A Roomba recorded a woman on the toilet. How did screenshots end up on social media?
This episode we go behind the scenes of an MIT Technology Review investigation that uncovered how sensitive photos taken by an AI powered vacuum were leaked and landed on the internet.
Eileen Guo, MIT Technology Review
Albert Fox Cahn, Surveillance Technology Oversight Project
This episode was reported by Eileen Guo and produced by Emma Cillekens and Anthony Green. It was hosted by Jennifer Strong and edited by Amanda Silverman and Mat Honan. This show is mixed by Garret Lang with original music from Garret Lang and Jacob Gorski. Artwork by Stephanie Arnett.
Jennifer: As more and more companies put artificial intelligence into their products, they need data to train their systems.
And we don’t typically know where that data comes from.
But sometimes just by using a product, a company takes that as consent to use our data to improve its products and services.
Consider a device in a home, where setting it up involves just one person consenting on behalf of every person who enters… and living there—or just visiting—might be unknowingly recorded.
I’m Jennifer Strong and this episode we bring you a Tech Review investigation of training data… that was leaked from inside homes around the world.
Jennifer: Last year someone reached out to a reporter I work with… and flagged some pretty concerning photos that were floating around the internet.
Eileen Guo: They were essentially, pictures from inside people’s homes that were captured from low angles, sometimes had people and animals in them that didn’t appear to know that they were being recorded in most cases.
Jennifer: This is investigative reporter Eileen Guo.
And based on what she saw… she thought the photos might have been taken by an AI powered vacuum.
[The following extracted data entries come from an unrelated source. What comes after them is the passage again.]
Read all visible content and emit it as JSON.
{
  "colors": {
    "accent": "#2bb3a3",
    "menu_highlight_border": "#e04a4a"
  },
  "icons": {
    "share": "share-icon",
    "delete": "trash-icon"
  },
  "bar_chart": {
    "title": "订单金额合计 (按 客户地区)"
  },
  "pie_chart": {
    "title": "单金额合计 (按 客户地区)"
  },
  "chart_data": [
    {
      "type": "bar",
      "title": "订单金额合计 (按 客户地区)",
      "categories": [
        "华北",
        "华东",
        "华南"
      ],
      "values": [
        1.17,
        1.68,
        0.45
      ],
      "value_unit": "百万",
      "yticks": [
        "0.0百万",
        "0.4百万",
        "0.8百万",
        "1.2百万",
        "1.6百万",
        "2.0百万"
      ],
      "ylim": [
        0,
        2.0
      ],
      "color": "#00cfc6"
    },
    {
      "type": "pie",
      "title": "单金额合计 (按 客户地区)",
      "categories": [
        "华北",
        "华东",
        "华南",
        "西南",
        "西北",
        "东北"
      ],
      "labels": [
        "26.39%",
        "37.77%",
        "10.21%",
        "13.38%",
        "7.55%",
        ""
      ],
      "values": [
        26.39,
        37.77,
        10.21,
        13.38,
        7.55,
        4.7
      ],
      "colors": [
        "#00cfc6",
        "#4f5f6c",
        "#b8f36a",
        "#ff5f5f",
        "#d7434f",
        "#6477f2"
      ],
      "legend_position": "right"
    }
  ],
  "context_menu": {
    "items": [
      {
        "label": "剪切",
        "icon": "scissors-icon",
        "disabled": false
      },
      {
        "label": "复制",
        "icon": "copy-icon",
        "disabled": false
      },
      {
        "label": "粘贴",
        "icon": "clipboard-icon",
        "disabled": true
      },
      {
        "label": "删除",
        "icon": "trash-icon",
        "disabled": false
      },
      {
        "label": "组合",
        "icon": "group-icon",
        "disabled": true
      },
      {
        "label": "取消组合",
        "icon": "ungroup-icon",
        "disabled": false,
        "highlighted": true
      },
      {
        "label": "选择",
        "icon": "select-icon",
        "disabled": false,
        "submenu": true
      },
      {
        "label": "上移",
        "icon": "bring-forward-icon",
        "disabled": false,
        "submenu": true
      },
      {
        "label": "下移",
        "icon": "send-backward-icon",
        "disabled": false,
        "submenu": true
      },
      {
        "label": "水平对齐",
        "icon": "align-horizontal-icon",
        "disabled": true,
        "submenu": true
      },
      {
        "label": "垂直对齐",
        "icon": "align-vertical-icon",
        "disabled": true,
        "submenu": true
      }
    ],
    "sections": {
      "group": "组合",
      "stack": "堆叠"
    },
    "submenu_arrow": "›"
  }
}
Eileen Guo: They looked like, you know, they were taken from ground level and pointing up so that you could see whole rooms, the ceilings, whoever happened to be in them…
Jennifer: So she set to work investigating. It took months.
Eileen Guo: So first we had to confirm whether or not they came from robot vacuums, as we suspected. And from there, we also had to then whittle down which robot vacuum it came from. And what we found was that they came from the largest manufacturer, by the number of sales of any robot vacuum, which is iRobot, which produces the Roomba.
Jennifer: It raised questions about whether or not these photos had been taken with consent… and how they wound up on the internet.
In one of them, a woman is sitting on a toilet.
So our colleague looked into it, and she found the images weren’t of customers… they were Roomba employees… and people the company calls ‘paid data collectors’.
In other words, the people in the photos were beta testers… and they’d agreed to participate in this process… although it wasn’t totally clear what that meant.
Eileen Guo: They’re really not as clear as you would think about what the data is ultimately being used for, who it’s being shared with and what other protocols or procedures are going to be keeping them safe—other than a broad statement that this data will be safe.
Jennifer: She doesn’t believe the people who gave permission to be recorded, really knew what they agreed to.
Eileen Guo: They understood that the robot vacuums would be taking videos from inside their houses, but they didn’t understand that, you know, they would then be labeled and viewed by humans or they didn’t understand that they would be shared with third parties outside of the country. And no one understood that there was a possibility at all that these images could end up on Facebook and Discord, which is how they ultimately got to us.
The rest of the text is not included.